Restart Network Service using systemctl Command

In many situations, it becomes necessary to restart the network service on Linux. Such as changing the network hardware component, modifying the network configuration files, and when the network becomes unstable.

On Linux, the NetworkManager is a service that manages and configures the system network. The NetworkManager.service automatically configures the network on boot, however, to manually manage it the systemctl tool is used.

In this guide, I explore how to restart the network using the systemctl command, and I will also go through other methods to restart the network on Linux.

How to Restart Network Service on Linux

Restarting the network is one of the key steps to troubleshoot the network on Linux. It is also used to apply any configuration changes and refresh the network resources.

There exist multiple approaches for restarting the network on Linux. Since most of the Linux distributions have shifted to systemd service manager, it has become easier and less complex to manage the network on them.

Systemd has a command called systemctl that restarts network services. In the following sections, I will cover various methods to restart the network services on Linux.

Restart Network Service Using systemctl

The systemctl command comes with various options to manage the systemd services, including the network.

To restart network service on all the latest versions of Ubuntu, Debian, CentOS, Arch, Fedora, SUSE, RHEL, Rocky, and Alma Linux systemctl with restart command will be used.

sudo systemctl restart NetworkManager.service

Upon executing the command, all the network and associated services will be restarted.

To further analyze the activity of the NetworkManager, see the log messages using journalctl command.

journalctl -u NetworkManager.service

Other Methods to Restart the Network Service

Linux is an open-source operating and hence offers multiple tools to accomplish a single task. Similarly, in the case of restarting the network, multiple utilities can be used, such as nmcli, nmtui, and ip commands.

Using nmcli Command

The nmcli command line is used to configure the NetworkManager service on Linux that uses the systemd init system. To use it to restart the network, simply, run the nmcli con command and set it up and down with the interface name.

sudo nmcli con down [interface-name] && nmcli con up [interface-name]

Replace the interface name with the actual interface name of your network.
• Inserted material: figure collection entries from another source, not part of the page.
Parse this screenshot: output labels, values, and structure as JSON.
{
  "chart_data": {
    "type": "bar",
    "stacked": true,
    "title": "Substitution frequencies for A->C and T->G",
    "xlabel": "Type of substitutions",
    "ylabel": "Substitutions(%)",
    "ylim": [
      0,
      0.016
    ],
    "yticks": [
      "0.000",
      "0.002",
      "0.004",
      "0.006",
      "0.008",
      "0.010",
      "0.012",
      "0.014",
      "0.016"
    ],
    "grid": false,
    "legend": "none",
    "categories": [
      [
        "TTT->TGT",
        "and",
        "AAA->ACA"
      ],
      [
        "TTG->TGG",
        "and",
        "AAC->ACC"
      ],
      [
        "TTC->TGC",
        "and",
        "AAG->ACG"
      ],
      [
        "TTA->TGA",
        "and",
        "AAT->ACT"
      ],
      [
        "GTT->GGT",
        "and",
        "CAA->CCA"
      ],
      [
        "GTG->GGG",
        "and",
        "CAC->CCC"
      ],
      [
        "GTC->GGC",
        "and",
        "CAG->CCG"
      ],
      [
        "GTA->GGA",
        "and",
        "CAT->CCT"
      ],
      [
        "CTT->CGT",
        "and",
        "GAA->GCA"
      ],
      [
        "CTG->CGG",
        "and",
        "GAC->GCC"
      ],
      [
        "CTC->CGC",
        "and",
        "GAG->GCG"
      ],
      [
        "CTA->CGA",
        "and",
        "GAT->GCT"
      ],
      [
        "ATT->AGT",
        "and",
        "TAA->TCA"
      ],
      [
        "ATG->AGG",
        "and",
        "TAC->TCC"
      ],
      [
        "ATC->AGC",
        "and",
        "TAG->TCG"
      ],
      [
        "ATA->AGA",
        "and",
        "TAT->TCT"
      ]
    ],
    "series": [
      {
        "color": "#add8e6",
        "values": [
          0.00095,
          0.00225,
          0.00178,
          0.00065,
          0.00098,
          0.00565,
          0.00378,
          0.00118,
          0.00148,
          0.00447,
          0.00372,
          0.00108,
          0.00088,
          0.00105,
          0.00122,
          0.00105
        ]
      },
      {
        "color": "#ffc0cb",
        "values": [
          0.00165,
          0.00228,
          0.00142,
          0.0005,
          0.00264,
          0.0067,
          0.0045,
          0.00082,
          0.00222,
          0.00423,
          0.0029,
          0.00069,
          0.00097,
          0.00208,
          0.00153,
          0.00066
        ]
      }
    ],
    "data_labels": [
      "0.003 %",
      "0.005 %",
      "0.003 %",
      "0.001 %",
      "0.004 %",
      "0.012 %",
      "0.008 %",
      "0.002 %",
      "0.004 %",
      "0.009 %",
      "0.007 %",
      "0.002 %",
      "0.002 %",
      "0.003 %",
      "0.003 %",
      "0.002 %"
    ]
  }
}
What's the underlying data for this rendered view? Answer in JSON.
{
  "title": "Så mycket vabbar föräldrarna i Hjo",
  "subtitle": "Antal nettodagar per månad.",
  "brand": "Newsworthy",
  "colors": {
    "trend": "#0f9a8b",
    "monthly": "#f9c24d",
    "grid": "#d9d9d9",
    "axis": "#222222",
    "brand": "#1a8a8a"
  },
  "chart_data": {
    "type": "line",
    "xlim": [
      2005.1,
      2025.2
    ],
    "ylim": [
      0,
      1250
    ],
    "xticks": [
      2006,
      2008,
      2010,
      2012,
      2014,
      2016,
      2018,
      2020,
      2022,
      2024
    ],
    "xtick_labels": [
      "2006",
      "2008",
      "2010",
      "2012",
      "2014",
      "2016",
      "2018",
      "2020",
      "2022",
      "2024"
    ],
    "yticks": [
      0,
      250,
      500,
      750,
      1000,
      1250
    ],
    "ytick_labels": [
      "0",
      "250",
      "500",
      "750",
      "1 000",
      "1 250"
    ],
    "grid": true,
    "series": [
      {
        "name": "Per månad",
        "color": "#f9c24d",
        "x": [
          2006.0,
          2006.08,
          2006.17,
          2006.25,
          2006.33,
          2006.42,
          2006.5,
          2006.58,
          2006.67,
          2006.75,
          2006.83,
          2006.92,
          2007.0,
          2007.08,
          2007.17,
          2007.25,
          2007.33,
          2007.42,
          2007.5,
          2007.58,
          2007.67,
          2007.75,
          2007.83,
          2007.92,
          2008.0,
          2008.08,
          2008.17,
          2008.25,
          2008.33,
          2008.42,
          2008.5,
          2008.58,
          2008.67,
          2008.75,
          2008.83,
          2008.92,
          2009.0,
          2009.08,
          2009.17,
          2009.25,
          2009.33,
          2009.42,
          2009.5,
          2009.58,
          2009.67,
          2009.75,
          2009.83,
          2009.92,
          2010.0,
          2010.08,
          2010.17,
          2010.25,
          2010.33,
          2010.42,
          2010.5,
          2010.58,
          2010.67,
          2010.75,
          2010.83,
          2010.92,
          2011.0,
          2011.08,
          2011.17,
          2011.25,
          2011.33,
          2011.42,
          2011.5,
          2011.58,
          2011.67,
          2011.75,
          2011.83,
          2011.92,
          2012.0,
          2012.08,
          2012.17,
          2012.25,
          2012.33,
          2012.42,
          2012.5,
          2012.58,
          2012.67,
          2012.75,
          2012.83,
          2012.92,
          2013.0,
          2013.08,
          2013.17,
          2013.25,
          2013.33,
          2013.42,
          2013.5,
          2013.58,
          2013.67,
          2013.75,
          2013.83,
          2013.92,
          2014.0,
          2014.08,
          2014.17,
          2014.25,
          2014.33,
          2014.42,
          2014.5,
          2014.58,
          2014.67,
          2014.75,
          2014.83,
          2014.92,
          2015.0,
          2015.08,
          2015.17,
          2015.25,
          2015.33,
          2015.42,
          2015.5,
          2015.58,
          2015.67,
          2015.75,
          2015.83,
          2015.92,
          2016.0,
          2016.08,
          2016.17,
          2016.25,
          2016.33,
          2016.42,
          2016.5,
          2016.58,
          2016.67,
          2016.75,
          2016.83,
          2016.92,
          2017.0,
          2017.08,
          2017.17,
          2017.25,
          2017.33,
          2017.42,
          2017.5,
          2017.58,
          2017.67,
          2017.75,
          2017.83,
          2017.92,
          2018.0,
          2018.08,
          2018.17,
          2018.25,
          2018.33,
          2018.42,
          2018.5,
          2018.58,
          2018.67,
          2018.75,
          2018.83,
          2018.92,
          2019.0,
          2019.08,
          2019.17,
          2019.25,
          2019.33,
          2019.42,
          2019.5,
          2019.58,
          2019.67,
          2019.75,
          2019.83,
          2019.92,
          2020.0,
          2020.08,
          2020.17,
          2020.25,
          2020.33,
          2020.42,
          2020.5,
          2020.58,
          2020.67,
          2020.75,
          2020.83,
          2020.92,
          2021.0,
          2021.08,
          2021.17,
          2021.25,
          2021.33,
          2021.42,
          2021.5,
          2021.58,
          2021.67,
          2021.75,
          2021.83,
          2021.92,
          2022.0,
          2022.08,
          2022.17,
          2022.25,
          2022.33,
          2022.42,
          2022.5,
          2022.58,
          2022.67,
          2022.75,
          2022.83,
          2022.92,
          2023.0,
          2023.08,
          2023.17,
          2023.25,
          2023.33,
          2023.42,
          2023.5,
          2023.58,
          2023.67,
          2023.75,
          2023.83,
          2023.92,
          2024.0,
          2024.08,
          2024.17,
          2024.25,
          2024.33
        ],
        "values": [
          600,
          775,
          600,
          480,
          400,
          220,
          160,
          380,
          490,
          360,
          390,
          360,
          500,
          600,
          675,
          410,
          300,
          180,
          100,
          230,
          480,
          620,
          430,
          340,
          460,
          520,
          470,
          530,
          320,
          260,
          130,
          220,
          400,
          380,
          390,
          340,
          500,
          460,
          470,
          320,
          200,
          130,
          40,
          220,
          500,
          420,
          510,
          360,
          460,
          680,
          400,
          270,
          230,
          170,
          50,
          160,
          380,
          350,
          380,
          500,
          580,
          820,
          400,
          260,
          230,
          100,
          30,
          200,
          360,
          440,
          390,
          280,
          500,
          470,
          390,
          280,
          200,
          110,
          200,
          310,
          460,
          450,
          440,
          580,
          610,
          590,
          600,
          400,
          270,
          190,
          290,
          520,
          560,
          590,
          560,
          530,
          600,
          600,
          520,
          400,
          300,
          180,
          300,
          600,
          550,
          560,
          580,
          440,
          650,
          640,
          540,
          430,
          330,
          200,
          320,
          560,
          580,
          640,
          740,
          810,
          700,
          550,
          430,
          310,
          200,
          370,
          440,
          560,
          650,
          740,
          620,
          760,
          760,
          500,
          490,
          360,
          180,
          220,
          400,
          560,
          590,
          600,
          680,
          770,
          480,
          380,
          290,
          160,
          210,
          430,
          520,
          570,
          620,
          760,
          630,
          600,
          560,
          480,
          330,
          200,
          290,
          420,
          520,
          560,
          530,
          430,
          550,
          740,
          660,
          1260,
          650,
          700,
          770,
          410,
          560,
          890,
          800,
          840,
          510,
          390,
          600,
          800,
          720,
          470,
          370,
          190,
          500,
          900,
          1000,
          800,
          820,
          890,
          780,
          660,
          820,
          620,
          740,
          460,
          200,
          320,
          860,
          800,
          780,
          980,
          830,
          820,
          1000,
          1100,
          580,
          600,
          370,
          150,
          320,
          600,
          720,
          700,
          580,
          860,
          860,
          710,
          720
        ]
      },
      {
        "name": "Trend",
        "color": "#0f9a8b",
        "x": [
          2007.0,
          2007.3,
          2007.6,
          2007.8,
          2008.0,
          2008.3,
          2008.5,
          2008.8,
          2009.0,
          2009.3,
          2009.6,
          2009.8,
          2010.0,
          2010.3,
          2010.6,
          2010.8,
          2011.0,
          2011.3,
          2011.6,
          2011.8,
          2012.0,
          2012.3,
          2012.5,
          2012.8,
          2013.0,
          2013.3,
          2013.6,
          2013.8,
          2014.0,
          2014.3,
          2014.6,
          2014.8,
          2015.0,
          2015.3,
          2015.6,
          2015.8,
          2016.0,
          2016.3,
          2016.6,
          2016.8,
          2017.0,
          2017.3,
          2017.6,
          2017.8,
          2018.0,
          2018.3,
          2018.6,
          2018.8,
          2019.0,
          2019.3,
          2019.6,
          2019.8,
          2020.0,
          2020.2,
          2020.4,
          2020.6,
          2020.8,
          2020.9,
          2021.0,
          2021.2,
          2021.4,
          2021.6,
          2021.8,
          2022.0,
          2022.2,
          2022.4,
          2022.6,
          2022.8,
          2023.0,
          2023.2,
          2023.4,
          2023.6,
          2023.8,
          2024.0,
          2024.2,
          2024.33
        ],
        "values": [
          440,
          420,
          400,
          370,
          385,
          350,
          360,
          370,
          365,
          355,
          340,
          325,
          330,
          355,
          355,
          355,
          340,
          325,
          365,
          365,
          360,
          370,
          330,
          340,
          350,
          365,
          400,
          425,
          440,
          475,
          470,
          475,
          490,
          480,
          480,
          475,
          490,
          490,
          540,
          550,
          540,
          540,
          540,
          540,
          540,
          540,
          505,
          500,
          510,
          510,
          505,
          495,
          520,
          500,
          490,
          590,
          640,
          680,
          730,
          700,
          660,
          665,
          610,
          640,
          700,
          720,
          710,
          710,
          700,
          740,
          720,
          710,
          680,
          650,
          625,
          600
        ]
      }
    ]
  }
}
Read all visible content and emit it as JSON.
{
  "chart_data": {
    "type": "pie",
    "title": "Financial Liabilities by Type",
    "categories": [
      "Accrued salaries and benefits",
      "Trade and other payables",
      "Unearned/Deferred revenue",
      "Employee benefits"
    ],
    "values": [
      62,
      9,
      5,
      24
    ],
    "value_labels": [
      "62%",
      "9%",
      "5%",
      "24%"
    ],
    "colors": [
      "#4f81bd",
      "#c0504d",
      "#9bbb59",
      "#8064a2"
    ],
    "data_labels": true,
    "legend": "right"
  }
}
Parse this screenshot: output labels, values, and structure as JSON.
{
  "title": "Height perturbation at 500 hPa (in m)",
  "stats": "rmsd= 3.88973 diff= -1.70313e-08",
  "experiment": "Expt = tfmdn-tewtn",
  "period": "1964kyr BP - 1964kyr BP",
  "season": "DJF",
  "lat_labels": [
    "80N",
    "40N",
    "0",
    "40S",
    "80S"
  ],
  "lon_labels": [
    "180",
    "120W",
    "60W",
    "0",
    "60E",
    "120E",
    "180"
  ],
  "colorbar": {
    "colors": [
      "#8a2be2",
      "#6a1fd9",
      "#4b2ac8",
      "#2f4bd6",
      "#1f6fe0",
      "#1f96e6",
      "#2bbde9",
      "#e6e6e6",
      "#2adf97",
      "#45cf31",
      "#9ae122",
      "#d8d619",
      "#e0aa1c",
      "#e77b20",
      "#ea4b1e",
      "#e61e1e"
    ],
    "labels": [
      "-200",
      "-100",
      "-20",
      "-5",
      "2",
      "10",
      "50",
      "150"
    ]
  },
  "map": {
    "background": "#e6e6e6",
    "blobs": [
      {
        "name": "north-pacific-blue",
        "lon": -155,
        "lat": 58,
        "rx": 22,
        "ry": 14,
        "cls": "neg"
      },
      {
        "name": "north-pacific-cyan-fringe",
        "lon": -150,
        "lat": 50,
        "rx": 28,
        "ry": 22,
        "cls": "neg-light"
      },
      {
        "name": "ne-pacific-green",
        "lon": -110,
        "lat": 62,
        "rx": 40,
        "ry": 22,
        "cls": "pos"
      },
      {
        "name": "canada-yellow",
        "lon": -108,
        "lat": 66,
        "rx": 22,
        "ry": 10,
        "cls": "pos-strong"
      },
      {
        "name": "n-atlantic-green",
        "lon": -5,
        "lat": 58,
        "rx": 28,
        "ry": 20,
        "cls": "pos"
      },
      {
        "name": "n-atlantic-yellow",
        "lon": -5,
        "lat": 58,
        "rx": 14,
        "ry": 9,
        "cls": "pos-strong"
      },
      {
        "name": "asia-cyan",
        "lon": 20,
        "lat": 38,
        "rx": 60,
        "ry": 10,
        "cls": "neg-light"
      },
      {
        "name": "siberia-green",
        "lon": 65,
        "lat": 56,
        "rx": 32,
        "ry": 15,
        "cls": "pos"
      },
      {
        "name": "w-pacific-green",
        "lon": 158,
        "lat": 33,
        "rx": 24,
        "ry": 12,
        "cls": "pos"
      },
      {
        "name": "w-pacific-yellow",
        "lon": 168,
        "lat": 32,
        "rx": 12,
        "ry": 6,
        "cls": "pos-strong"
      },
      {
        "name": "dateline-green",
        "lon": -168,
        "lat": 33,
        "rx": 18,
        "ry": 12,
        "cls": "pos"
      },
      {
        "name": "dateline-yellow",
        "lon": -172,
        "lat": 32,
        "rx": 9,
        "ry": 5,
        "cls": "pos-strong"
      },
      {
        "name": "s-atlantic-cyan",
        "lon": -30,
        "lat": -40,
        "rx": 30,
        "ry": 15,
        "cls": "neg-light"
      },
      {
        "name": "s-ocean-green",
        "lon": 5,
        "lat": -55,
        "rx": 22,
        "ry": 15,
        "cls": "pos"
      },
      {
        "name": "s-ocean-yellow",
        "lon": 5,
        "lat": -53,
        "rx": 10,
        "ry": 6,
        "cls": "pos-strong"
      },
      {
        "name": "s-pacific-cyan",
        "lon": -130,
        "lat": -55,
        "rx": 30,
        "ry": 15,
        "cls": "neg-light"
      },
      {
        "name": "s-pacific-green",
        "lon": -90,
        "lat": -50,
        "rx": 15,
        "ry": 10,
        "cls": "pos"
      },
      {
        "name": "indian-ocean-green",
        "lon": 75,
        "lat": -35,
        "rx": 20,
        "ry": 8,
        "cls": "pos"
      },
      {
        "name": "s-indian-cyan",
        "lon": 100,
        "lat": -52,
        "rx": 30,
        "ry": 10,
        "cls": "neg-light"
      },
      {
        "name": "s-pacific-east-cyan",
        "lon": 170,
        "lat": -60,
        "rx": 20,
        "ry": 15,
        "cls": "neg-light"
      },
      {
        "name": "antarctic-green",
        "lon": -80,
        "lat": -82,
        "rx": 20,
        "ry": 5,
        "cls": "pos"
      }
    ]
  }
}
To find the interface name nmcli con command with show option.

Here, the network interface name is Sam’s Network.

Similarly, this utility provides another option called networking, which can also be used to reset the network.

sudo nmcli networking off && nmcli networking on

The above commands temporarily disable the network and enable it. Ultimately, restarting the network to fix any issue with the connection.

Using nmtui Command

The nmtui is similar to nmcli, but the nmtui provides a terminal-based user interface, making it easy to use. To launch the TUI, use the nmtui command.

To restart a connection, navigate to Activate a connection option, select the interface, and deactivate it.

Next, again select the connected interface, deactivate it, and then activate it to accomplish the restart process.

Now, get back to the main menu by navigating to the <back> option and then Quit the interface.

Using ip Command

Another method to restart the network is using the ip command with the interface name.

The name of the interface can be found by using the ip command, with the link (Network device) and show options.

Note the interface name, it is interface number 5 (wlx74ea3) which is active at the moment. Now, replace the [interface-name] and run the commands given below to restart the network.

sudo ip link set [interface-name] down

sudo ip link set [interface-name] up

Ensure to run these commands separately to have a proper network reset.

Using network-scripts

The network-scripts are scripts to manage the network and can be used alongside NetworkManager. The network-scripts can also be used in distributions that do not come with NetworkManager. It is used in the legacy versions of RHEL and CentOS and is no longer in use. However, if you still want to use ifdown and ifup commands, then you can install it.

To install it on RHEL, Cent OS, and Linux distributions based on these operating systems.

yum install network-scripts

To install it on Ubuntu or Debian-based distributions, use.

apt install netscript-2.4

Now, the ifup and ifdown commands will be available to restart the network.

sudo ifdown [interface-name] && ifup [interface-name]

Keep in mind that the netscript or network-scripts are designed for older Linux kernel versions and have been deprecated.


Restarting the network is one of the key methods to diagnose the faulty network. Most Linux distributions have a built-in command line utility called systemctl to restart the network services. But you can also use nmcli, ip, and ifdown/ifup commands to restart the network. All of these methods are discussed in this guide, however, it is recommended to use systemctl as it is the default and less complex.